Taxation cases involve the application of a wide range of general law, for example the law relating to contract, trusts, corporate and commercial, banking, property, securities, or whatever and in many combinations, and statutory interpretation. His Honour was a deep thinker with a strong mind and an independent spirit. He was highly principled both in terms of law and in terms of his own integrity. He did not hesitate to challenge established Inland Revenue Department practices and previous case authorities at any level. A browse through the sets of tax reports shows that he contributed to tax cases and the development of tax law on all manner of topics and involving many areas of the law. Perhaps, some day that will be a research topic for an honours law student.
As long ago as in 1983, in Grieve v CIR (1983) 6 TRNZ 461 (CA) the Court of Appeal developed important new criteria for recognising the existence of a business. At page 469 of his judgment in that case Richardson J (as he then was) refers to an “illuminating discussion by Judge Bathgate of all the authorities” in Case 29 (1983) 6 TRNZ 203 where Judge Bathgate had challenged the previous perception of the law as to the existence of a business.
Judge Bathgate’s tax decisions have frequently been referred to in the higher courts and that trend continues. Of course, in many tax cases heard by the Taxation Review Authority, previous statements of Judge Bathgate are relied on. His written decisions are comprehensive, lucid and decisive. Most of His Honour’s tax decisions have been published in the two sets of tax reports operated respectively by Commerce Clearing House and Butterworths. His tax decisions are relied on in tax textbooks and seminars. Indeed, I note that at least one of his tax decisions dealing with the distinction between tax avoidance and tax mitigation, Case M25 (1990) 12 NZTC 2,155, is referred to in the report of the Winebox Inquiry of August 1997.
His Honour also dealt with many cases in the general civil jurisdictions of the district courts and for the two years prior to retirement was an outstanding criminal law judge.
Judge Bathgate enjoyed the outdoors and was a keen and experienced tramper. He was a keen gardener. He was a dedicated jogger and ran well in Fletcher marathons at Rotorua and Hamilton in the 1970s. He enjoyed a good laugh and the company of others. He was an intensely loyal person with a strong sense of matters spiritual. He always had a genuine concern for those in trouble and less fortunate. He displayed this concern by active and caring assistance. He was constantly helping people in trouble or distress. Upon his retirement His Honour gave a great deal of time to the Flaxmere Community Law Centre and to the Hastings Children and Young Person Panel.
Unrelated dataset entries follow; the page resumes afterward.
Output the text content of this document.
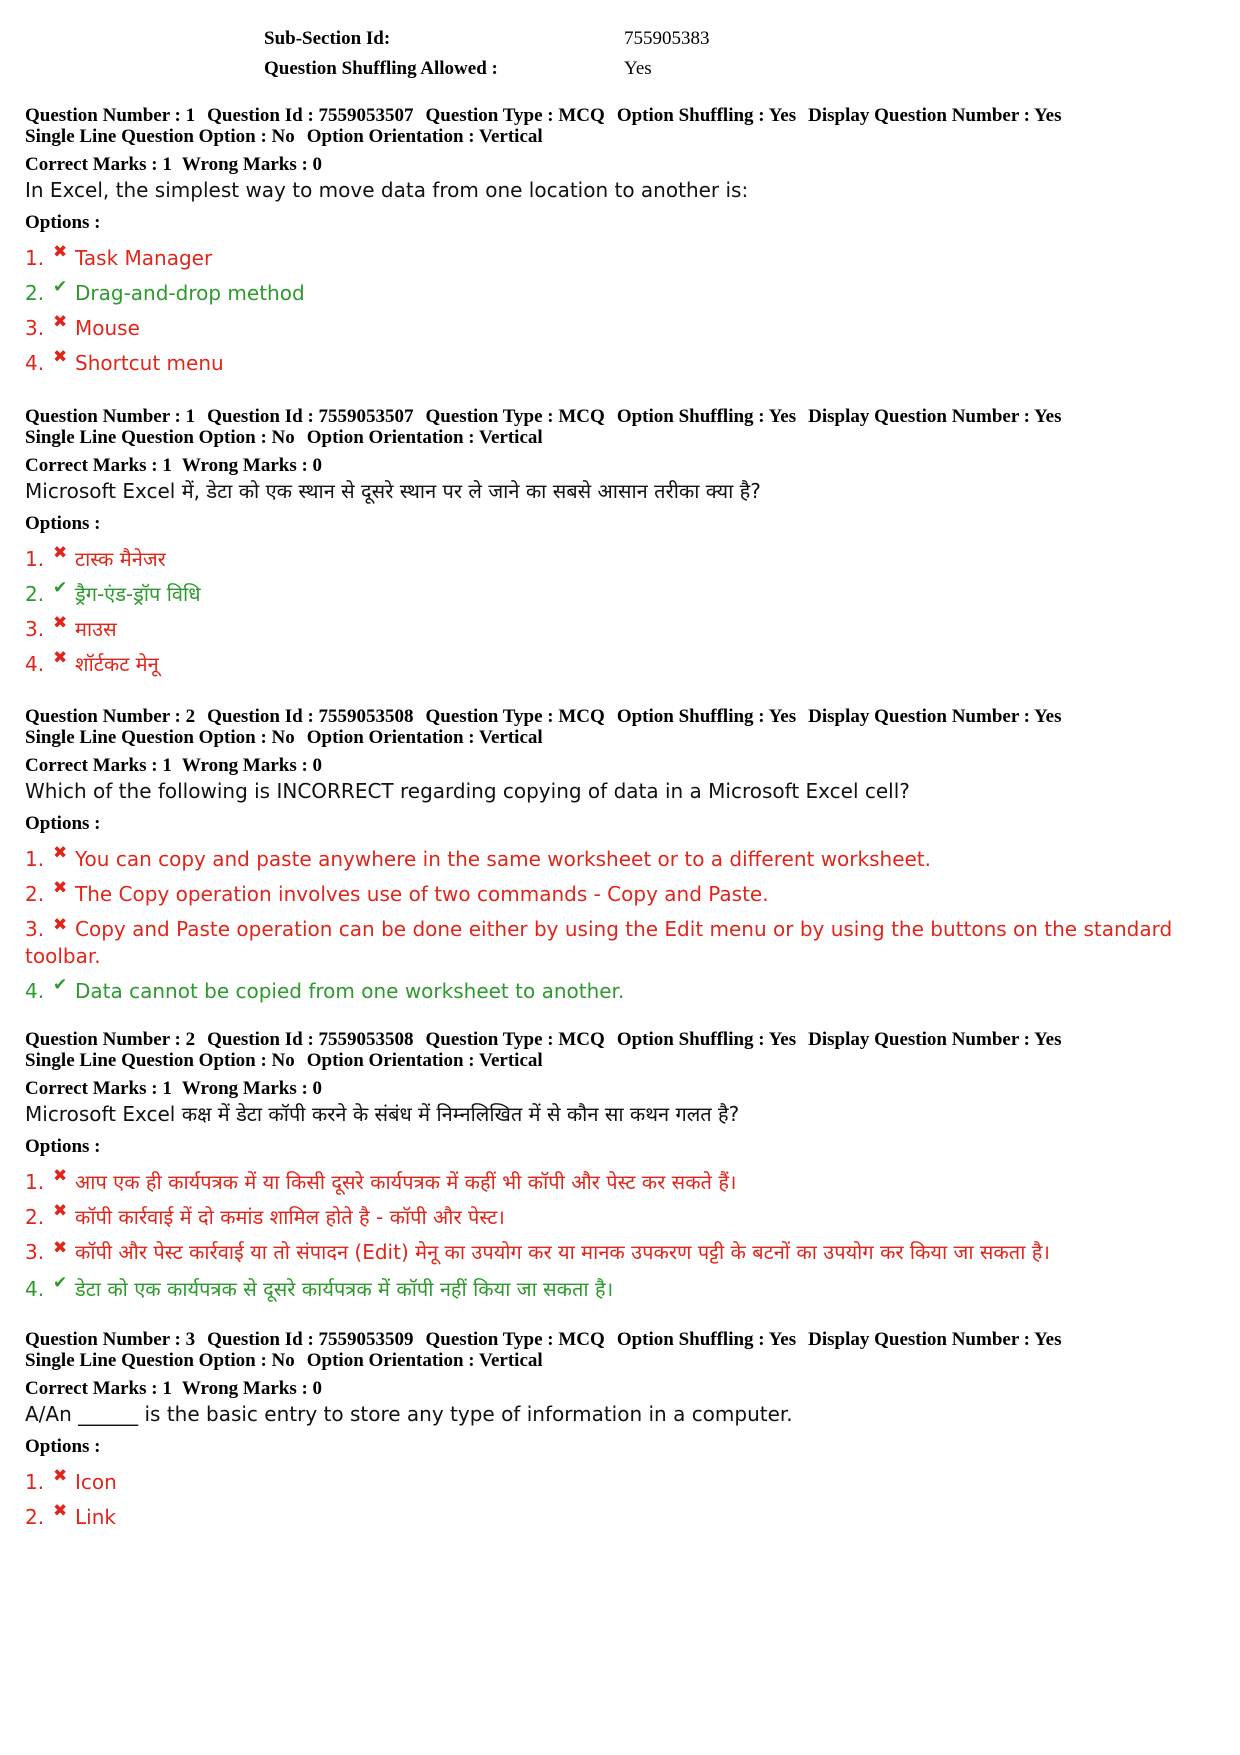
Sub-Section Id:	755905383
Question Shuffling Allowed :	Yes
Question Number : 1 Question Id : 7559053507 Question Type : MCQ Option Shuffling : Yes Display Question Number : Yes
Single Line Question Option : No Option Orientation : Vertical
Correct Marks : 1 Wrong Marks : 0
In Excel, the simplest way to move data from one location to another is:
Options :
1. ✖ Task Manager
2. ✔ Drag-and-drop method
3. ✖ Mouse
4. ✖ Shortcut menu
Question Number : 1 Question Id : 7559053507 Question Type : MCQ Option Shuffling : Yes Display Question Number : Yes
Single Line Question Option : No Option Orientation : Vertical
Correct Marks : 1 Wrong Marks : 0
Microsoft Excel में, डेटा को एक स्थान से दूसरे स्थान पर ले जाने का सबसे आसान तरीका क्या है?
Options :
1. ✖ टास्क मैनेजर
2. ✔ ड्रैग-एंड-ड्रॉप विधि
3. ✖ माउस
4. ✖ शॉर्टकट मेनू
Question Number : 2 Question Id : 7559053508 Question Type : MCQ Option Shuffling : Yes Display Question Number : Yes
Single Line Question Option : No Option Orientation : Vertical
Correct Marks : 1 Wrong Marks : 0
Which of the following is INCORRECT regarding copying of data in a Microsoft Excel cell?
Options :
1. ✖ You can copy and paste anywhere in the same worksheet or to a different worksheet.
2. ✖ The Copy operation involves use of two commands - Copy and Paste.
3. ✖ Copy and Paste operation can be done either by using the Edit menu or by using the buttons on the standard toolbar.
4. ✔ Data cannot be copied from one worksheet to another.
Question Number : 2 Question Id : 7559053508 Question Type : MCQ Option Shuffling : Yes Display Question Number : Yes
Single Line Question Option : No Option Orientation : Vertical
Correct Marks : 1 Wrong Marks : 0
Microsoft Excel कक्ष में डेटा कॉपी करने के संबंध में निम्नलिखित में से कौन सा कथन गलत है?
Options :
1. ✖ आप एक ही कार्यपत्रक में या किसी दूसरे कार्यपत्रक में कहीं भी कॉपी और पेस्ट कर सकते हैं।
2. ✖ कॉपी कार्रवाई में दो कमांड शामिल होते है - कॉपी और पेस्ट।
3. ✖ कॉपी और पेस्ट कार्रवाई या तो संपादन (Edit) मेनू का उपयोग कर या मानक उपकरण पट्टी के बटनों का उपयोग कर किया जा सकता है।
4. ✔ डेटा को एक कार्यपत्रक से दूसरे कार्यपत्रक में कॉपी नहीं किया जा सकता है।
Question Number : 3 Question Id : 7559053509 Question Type : MCQ Option Shuffling : Yes Display Question Number : Yes
Single Line Question Option : No Option Orientation : Vertical
Correct Marks : 1 Wrong Marks : 0
A/An ______ is the basic entry to store any type of information in a computer.
Options :
1. ✖ Icon
2. ✖ Link
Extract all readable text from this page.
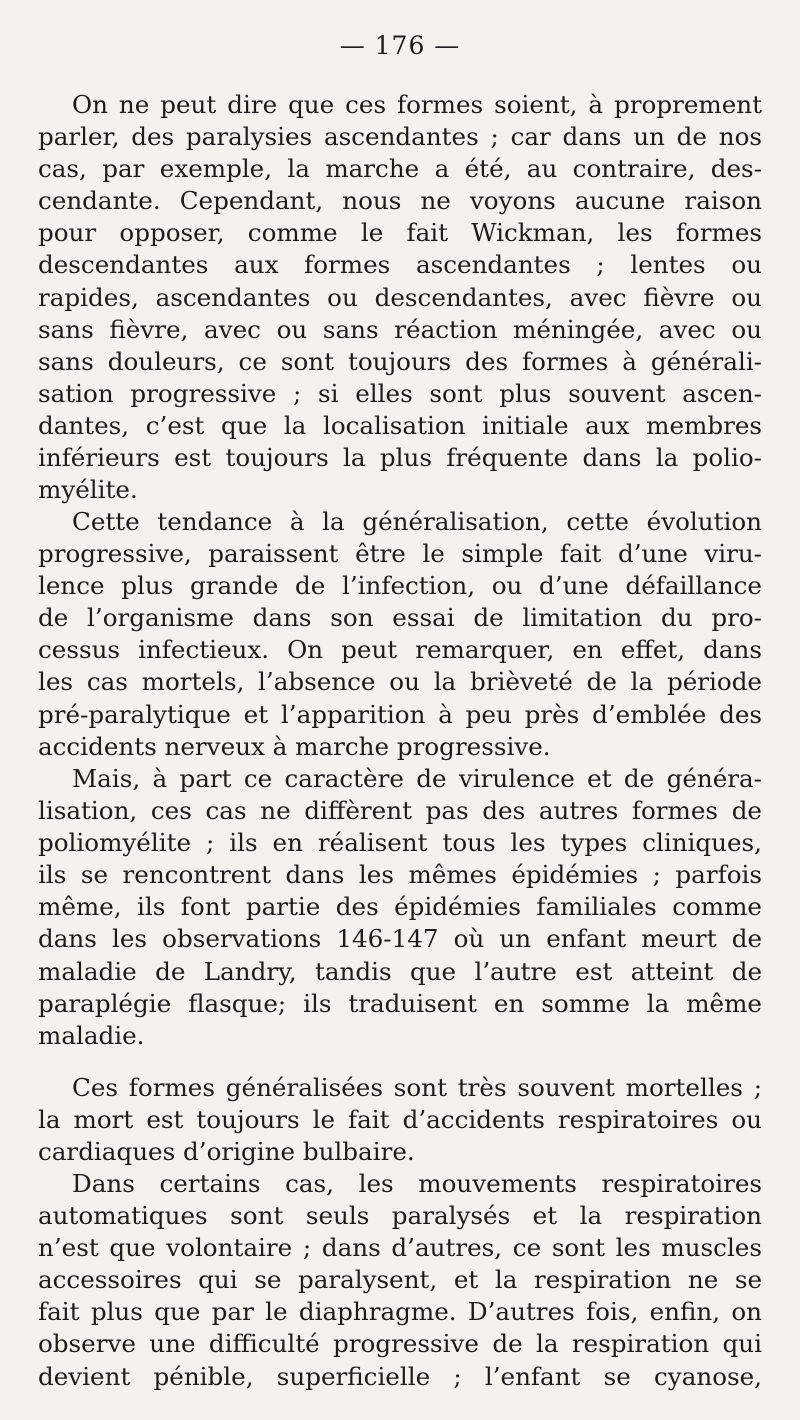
— 176 —
On ne peut dire que ces formes soient, à proprement
parler, des paralysies ascendantes ; car dans un de nos
cas, par exemple, la marche a été, au contraire, des-
cendante. Cependant, nous ne voyons aucune raison
pour opposer, comme le fait Wickman, les formes
descendantes aux formes ascendantes ; lentes ou
rapides, ascendantes ou descendantes, avec fièvre ou
sans fièvre, avec ou sans réaction méningée, avec ou
sans douleurs, ce sont toujours des formes à générali-
sation progressive ; si elles sont plus souvent ascen-
dantes, c’est que la localisation initiale aux membres
inférieurs est toujours la plus fréquente dans la polio-
myélite.
Cette tendance à la généralisation, cette évolution
progressive, paraissent être le simple fait d’une viru-
lence plus grande de l’infection, ou d’une défaillance
de l’organisme dans son essai de limitation du pro-
cessus infectieux. On peut remarquer, en effet, dans
les cas mortels, l’absence ou la brièveté de la période
pré-paralytique et l’apparition à peu près d’emblée des
accidents nerveux à marche progressive.
Mais, à part ce caractère de virulence et de généra-
lisation, ces cas ne diffèrent pas des autres formes de
poliomyélite ; ils en réalisent tous les types cliniques,
ils se rencontrent dans les mêmes épidémies ; parfois
même, ils font partie des épidémies familiales comme
dans les observations 146-147 où un enfant meurt de
maladie de Landry, tandis que l’autre est atteint de
paraplégie flasque; ils traduisent en somme la même
maladie.
Ces formes généralisées sont très souvent mortelles ;
la mort est toujours le fait d’accidents respiratoires ou
cardiaques d’origine bulbaire.
Dans certains cas, les mouvements respiratoires
automatiques sont seuls paralysés et la respiration
n’est que volontaire ; dans d’autres, ce sont les muscles
accessoires qui se paralysent, et la respiration ne se
fait plus que par le diaphragme. D’autres fois, enfin, on
observe une difficulté progressive de la respiration qui
devient pénible, superficielle ; l’enfant se cyanose,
Hundreds of ordinary people (young and old) received his wise and skilled advice on a complimentary basis.
I treasured my association with Judge John Bathgate. He was a caring, considerate and loyal friend. He enjoyed humour and had a ready wit. His high intelligence made for easy communication with him. He helped mould the Taxation Review Authority from an isolated specialist tribunal into a respected tax court dealing with taxpayers all over New Zealand.
There are many citizens of New Zealand who are grateful that the high ability of Judge John Bathgate was applied to their particular case.
In his private life, His Honour was a dedicated family person and in his wife, Sandra, he had a gracious and charming partner of similar high integrity and concern for others. They restored an elegant home in Karori, Wellington, where they were most generous hosts. He is survived by Sandra and four children, a daughter-in-law and two grandchildren. He leaves many friends and good memories as a wise and kind judge of his fellow human beings.
By Judge Paul Barber
This obituary was published in LawTalk 485, 15 September 1997, page 3.